Write Rate Law Expression

The rate law expression is determined by the orders of the reactants established. Since the rate is first order in \([\text{HgCl}_2]\) and second order in \([\text{C}_2\text{O}_4^{2-}]\), the rate law is: \[ \text{Rate} = k[\text{HgCl}_2][\text{C}_2\text{O}_4^{2-}]^2. \]

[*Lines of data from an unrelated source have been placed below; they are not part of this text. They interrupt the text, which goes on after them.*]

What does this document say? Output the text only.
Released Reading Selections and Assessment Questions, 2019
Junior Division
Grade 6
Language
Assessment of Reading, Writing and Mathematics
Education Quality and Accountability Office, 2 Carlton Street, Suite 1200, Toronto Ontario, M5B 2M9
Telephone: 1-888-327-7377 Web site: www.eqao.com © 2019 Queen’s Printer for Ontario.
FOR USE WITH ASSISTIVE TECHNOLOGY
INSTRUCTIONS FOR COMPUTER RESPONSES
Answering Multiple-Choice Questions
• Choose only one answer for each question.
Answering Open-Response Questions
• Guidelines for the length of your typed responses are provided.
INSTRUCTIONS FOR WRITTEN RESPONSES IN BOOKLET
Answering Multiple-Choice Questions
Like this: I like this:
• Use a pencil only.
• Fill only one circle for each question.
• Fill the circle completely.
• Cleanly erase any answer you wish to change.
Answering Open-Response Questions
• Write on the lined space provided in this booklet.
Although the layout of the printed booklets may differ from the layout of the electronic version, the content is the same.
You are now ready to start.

Match the Rate Law with the Options

Compare the derived rate law \(\text{Rate} = k[\text{HgCl}_2][\text{C}_2\text{O}_4^{2-}]^2\) with the provided options: a. \( k[\text{HgCl}_2][\text{C}_2\text{O}_4^{2-}]^2 \). This matches our derived expression, confirming that option (a) is correct.

Key concepts

Reaction Order

In chemical kinetics, reaction order is crucial. It defines how the concentration of a reactant affects the rate of reaction. For each reactant in a rate law, there is an exponent—known as the order with respect to that reactant. The overall reaction order is the sum of these exponents. This indicates how various concentration changes influence the reaction rate. Reactants can exhibit: - **Zero order:** The rate doesn't depend on the concentration of the reactant. Changes in concentration don't affect the rate. - **First order:** The rate is directly proportional to the concentration of the reactant. Doubling the concentration doubles the rate. - **Second order:** The rate is proportional to the square of the reactant's concentration. Doubling the concentration increases the rate by a factor of four.

Initial Rates Method

The initial rates method involves conducting a series of experiments where the concentrations of reactants are varied, and the rate of reaction is measured initially. It helps determine the reaction order and rate law. Here's how it typically works: - Keep the concentration of one reactant constant while varying the other and measure the change in initial rate. - Calculate the reaction order by comparing how changes in concentrations affect the rate. In the example provided, comparing trials where one reactant concentration was kept constant revealed how the other reactant's concentration influenced the reaction rate, allowing determination of the specific order with respect to each reactant.

Chemical Kinetics

Chemical kinetics is the study of reaction rates and factors affecting them. Understanding kinetics helps chemists control reactions to maximize yields and efficiency. Key elements include: - **Reaction Rate:** How fast reactants convert to products. Affected by temperature, concentration, surface area, and catalysts. - **Rate Law:** Mathematical expression representing the relationship between reactant concentrations and reaction rate. - **Activation Energy:** Minimum energy required for a reaction to proceed. It's a barrier that reactants must overcome. Kinetics is essential in industrial processes, pharmaceuticals, and environmental science, influencing everything from drug development to pollution control.

Reaction Mechanism

A reaction mechanism provides a step-by-step description of how reactants transform into products. It outlines each elementary step, helping us understand the overall transformation. Reaction mechanisms often include: - **Elementary Steps:** Simple reactions that occur within the overall reaction. Each step has its own rate law. - **Intermediates:** Species formed in one step and consumed in another. Not present in the overall balanced equation. - **Rate-Determining Step:** The slowest step that dictates the reaction rate. Understanding this helps in controlling reaction speeds. Knowing the mechanism allows chemists to propose and test hypotheses about how a reaction proceeds, which aids in designing more efficient chemical processes.